Я молчал. Не мог выдавить ни слова. Он подошёл ко мне и забрал нож из руки.

– Что всё это значит? – поинтересовался он мягким голосом. – Тебе дурно?

– Нет, – ответил я. Но сомневался, что он меня услышал.

– Ну, ну, старый приятель, – воскликнул он, – сними эту медную корону и шагай в кабинет. Ты собрался на маскарад? На что тебе театральная мишура?

Я был рад, что он принял корону за поделку из меди и клея, хотя и не стал из-за этого думать о нём лучше. Я позволил забрать её, зная, что сейчас лучше ему потворствовать. Он подкинул великолепную диадему в воздухе, поймал и повернулся ко мне с улыбкой.

– Ей цена полдоллара, – сказал он. – На что она тебе?

Я не отвечал, но забрал кольцо из его рук и поместил в сейф, захлопнув массивную стальную дверцу. Тревога тут же прекратила свой галдёж.
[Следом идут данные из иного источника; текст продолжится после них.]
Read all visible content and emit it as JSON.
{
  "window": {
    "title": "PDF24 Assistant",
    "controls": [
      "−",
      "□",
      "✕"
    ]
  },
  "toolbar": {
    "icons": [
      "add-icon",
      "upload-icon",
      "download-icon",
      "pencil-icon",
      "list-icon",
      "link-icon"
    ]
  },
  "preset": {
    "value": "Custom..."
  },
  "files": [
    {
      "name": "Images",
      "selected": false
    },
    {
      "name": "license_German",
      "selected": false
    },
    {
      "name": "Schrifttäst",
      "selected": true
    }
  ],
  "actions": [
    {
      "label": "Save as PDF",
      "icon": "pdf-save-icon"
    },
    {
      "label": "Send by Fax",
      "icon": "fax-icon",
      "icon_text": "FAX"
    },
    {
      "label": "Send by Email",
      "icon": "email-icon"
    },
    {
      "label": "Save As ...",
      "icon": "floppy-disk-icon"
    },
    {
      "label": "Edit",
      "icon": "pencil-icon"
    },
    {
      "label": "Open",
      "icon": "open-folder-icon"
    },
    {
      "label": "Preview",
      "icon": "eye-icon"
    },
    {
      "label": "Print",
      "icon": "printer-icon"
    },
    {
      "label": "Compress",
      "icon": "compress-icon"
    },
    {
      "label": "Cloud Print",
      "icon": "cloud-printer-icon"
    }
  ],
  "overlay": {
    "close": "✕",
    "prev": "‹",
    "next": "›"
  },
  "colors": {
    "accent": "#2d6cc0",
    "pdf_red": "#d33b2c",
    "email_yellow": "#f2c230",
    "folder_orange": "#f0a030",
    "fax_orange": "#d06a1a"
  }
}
Он с интересом наблюдал за мной, но, казалось, не заметил, как неожиданно восстановилась тишина. Лишь обозвал сейф коробкой из-под печенья. Опасаясь, что он запомнит комбинацию, я перешёл в кабинет. Луи бросился на софу и щёлкнул на мух своим вечном хлыстом. На нём была униформа – мундир с плетением и лихо заломленное кепи, – и я заметил, что его сапоги забрызганы красной глиной.

– Где ты был? – поинтересовался я.

– Скакал по грязным ручьям в Джерси, – сказал он. – Не было времени переодеться; торопился повидаться с тобой. Не найдётся ли у тебя стаканчика чего-нибудь? Я до смерти устал; целые сутки не сходил с седла.

Я подал бренди из шкафчика с лекарствами, который он выпил с гримасой.

– Чертовски отвратительное пойло, – заметил он. – Я дам тебе адресок, где продают бренди, которое не стыдно назвать бренди.

– Для моих нужд хватает и этого, – безразлично ответил я. – Я втираю его в грудь. – Он уставился на меня и щёлкнул ещё одну муху.

– Видишь ли, старина, – начал он, – я хочу тебе кое-что предложить. Вот уже четыре года как ты заперся здесь, как филин, никуда не ходишь, не займёшься чем-нибудь полезным, ничего не делаешь, кроме как слепишь глаза над книжками с этой каминной полки.

Он бросил взгляд на ряды книг.

– Наполеон, Наполеон, Наполеон! – прочёл он. – Святые угодники, у тебя есть что-то, кроме Наполеона?

– Их бы стоило переплести в золоте, – сказал я. – Но погоди, да, есть и другая книга, «Король в жёлтом». – И я спокойно посмотрел ему в глаза. – Ты не читал?

– Я? Нет, слава богу! Я же не хочу сойти с ума.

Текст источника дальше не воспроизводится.